Je suis convaincu qu’un retour à l’esprit initial des institutions, tout en conservant la centralité de la figure présidentielle et cette forme de verticalité, qui reste chère à une grande partie des Français, est possible. Un passage à une VIe République parlementaire risquerait de bousculer les choses de manière excessive. On peut tout à fait redonner plus d’espace au Premier ministre, le chef effectif du gouvernement, et replacer le président de la République sur une fonction plus proche de celle d’un président italien ou allemand. Le tout est de trouver où placer le curseur.
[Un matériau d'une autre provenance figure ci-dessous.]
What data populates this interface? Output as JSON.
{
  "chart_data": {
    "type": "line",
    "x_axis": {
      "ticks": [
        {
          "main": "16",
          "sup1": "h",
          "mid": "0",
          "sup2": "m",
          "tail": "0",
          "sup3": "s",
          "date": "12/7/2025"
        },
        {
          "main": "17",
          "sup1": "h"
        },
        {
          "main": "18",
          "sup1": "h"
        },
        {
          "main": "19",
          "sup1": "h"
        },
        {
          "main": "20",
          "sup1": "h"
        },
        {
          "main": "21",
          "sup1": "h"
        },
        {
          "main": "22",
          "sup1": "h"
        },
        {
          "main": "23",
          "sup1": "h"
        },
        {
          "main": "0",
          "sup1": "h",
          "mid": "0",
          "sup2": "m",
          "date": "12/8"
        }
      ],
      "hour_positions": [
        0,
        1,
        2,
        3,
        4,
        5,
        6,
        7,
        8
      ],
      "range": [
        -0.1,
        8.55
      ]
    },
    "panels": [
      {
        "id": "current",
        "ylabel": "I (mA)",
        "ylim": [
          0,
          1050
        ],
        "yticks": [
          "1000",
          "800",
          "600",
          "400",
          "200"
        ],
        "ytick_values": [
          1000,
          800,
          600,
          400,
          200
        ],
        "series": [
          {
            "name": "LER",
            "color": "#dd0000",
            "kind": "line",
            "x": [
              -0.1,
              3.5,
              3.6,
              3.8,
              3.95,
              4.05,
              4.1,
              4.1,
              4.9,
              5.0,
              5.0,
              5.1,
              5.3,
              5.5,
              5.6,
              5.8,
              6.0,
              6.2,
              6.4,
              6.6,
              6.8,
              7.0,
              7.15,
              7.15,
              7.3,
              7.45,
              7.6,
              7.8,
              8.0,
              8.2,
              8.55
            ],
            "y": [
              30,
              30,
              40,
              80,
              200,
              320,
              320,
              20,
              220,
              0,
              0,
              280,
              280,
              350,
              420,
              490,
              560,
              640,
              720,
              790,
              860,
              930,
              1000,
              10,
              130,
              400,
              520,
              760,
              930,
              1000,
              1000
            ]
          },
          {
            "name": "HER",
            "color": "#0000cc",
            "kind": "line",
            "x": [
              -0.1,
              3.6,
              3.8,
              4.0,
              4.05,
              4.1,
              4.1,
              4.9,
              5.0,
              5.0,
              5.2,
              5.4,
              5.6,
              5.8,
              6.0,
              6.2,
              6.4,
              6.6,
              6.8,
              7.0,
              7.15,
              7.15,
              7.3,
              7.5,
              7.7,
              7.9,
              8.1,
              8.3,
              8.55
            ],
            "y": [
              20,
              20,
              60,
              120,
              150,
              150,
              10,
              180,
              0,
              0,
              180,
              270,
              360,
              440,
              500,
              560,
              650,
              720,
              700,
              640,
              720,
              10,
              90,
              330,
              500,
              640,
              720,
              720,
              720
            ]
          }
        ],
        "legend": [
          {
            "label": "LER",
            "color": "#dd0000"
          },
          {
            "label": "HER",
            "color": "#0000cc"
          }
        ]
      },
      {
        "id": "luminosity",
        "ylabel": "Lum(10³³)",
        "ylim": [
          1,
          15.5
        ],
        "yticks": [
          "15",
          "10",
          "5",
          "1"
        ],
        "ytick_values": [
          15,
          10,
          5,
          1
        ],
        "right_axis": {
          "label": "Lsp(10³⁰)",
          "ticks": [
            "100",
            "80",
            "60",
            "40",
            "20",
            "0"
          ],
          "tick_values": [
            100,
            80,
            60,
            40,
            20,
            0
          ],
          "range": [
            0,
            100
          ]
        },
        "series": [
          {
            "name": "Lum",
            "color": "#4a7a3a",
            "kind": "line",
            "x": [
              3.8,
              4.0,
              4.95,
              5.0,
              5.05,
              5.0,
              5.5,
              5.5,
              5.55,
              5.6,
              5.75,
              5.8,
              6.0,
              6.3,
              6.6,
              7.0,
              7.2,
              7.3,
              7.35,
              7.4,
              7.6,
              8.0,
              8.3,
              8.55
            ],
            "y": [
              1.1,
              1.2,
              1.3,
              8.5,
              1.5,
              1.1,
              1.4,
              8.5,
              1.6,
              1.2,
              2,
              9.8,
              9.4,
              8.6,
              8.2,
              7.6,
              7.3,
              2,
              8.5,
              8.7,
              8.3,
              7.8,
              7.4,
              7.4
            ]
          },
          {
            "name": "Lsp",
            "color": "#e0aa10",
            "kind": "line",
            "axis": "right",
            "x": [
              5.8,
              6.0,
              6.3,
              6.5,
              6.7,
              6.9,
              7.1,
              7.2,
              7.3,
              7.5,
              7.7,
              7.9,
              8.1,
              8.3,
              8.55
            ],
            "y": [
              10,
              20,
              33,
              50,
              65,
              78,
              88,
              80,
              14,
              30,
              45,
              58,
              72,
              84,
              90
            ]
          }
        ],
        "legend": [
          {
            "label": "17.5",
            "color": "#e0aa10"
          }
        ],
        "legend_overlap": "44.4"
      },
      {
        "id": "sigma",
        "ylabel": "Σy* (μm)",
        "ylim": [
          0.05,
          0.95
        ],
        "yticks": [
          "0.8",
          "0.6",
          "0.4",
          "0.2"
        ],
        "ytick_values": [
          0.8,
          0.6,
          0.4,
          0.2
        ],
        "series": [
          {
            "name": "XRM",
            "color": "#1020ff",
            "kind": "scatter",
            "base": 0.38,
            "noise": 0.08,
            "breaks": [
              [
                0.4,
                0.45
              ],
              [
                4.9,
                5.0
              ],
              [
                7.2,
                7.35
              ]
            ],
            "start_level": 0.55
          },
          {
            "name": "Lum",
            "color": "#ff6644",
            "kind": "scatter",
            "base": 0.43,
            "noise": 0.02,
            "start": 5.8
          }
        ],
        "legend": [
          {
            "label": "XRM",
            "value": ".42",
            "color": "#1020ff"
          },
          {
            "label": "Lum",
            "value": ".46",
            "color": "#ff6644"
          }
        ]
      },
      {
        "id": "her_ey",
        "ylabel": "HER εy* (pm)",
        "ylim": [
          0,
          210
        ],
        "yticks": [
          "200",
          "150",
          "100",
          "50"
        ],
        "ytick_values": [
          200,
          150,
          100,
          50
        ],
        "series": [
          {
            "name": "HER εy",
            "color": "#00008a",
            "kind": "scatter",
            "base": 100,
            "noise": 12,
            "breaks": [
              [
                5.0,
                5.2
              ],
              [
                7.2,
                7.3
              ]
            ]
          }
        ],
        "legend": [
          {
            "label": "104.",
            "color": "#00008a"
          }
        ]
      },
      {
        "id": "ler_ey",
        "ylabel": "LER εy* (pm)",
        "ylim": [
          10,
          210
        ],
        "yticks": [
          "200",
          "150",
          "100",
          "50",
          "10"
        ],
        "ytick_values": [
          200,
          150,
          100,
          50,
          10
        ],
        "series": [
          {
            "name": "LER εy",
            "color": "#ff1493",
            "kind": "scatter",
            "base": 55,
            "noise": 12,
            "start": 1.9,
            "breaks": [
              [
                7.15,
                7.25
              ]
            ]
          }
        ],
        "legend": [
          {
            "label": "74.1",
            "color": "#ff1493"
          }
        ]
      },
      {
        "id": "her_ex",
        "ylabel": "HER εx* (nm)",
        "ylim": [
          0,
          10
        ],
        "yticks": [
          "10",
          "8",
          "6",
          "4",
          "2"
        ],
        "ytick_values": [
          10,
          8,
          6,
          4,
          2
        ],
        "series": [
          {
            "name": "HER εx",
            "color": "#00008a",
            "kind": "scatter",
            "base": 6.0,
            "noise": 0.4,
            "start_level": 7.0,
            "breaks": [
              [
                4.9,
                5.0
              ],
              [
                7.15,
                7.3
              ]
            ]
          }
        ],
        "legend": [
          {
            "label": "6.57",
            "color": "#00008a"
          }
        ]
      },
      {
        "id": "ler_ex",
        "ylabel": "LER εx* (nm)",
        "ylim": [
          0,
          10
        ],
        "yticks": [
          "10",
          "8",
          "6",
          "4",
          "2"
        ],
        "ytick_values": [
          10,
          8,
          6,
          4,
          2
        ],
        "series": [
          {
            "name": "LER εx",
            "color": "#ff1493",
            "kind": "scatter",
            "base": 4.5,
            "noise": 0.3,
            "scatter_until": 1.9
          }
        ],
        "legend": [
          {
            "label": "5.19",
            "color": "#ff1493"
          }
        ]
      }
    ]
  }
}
Mais nous pouvons renouer avec l’esprit du domaine réservé, c’est-à-dire un président qui s’occuperait de l’international, des affaires étrangères, et qui, pour l’intérieur, laisserait plus de marge de manœuvre au Premier ministre. Un Premier ministre qui est, selon les termes de la Constitution, « le Chef de majorité parlementaire », c’est-à-dire qu’il tire tout de même sa légitimité des électeurs et est responsable devant eux.

Pour résumer, il n’est pas nécessaire de quitter la Ve République. Mais il faudrait réussir à redonner plus de pouvoir au Parlement, inclure les citoyens dans le processus législatif par la coproduction de lois et par le contrôle et l’évaluation des procédures, et densifier ces moments de participation et de contrôle en recourant aux référendums d’initiative partagée.

Le président de la République dit accepter d’être impopulaire. Peut-il ne rien changer au niveau de sa méthode ? 

Je pense que c’est une conception rigide des vertus de l’impopularité, comme une sorte de légitimation de la pertinence de sa politique. C’est la lecture de quelqu’un qui ne comprend pas que le risque d’impopularité, pris par des nombreux présidents, de De Gaulle à Mitterrand, ne les a pas empêchés de rechercher l’assentiment populaire. En l’occurrence, c’est presque une perversion des vertus de l’impopularité.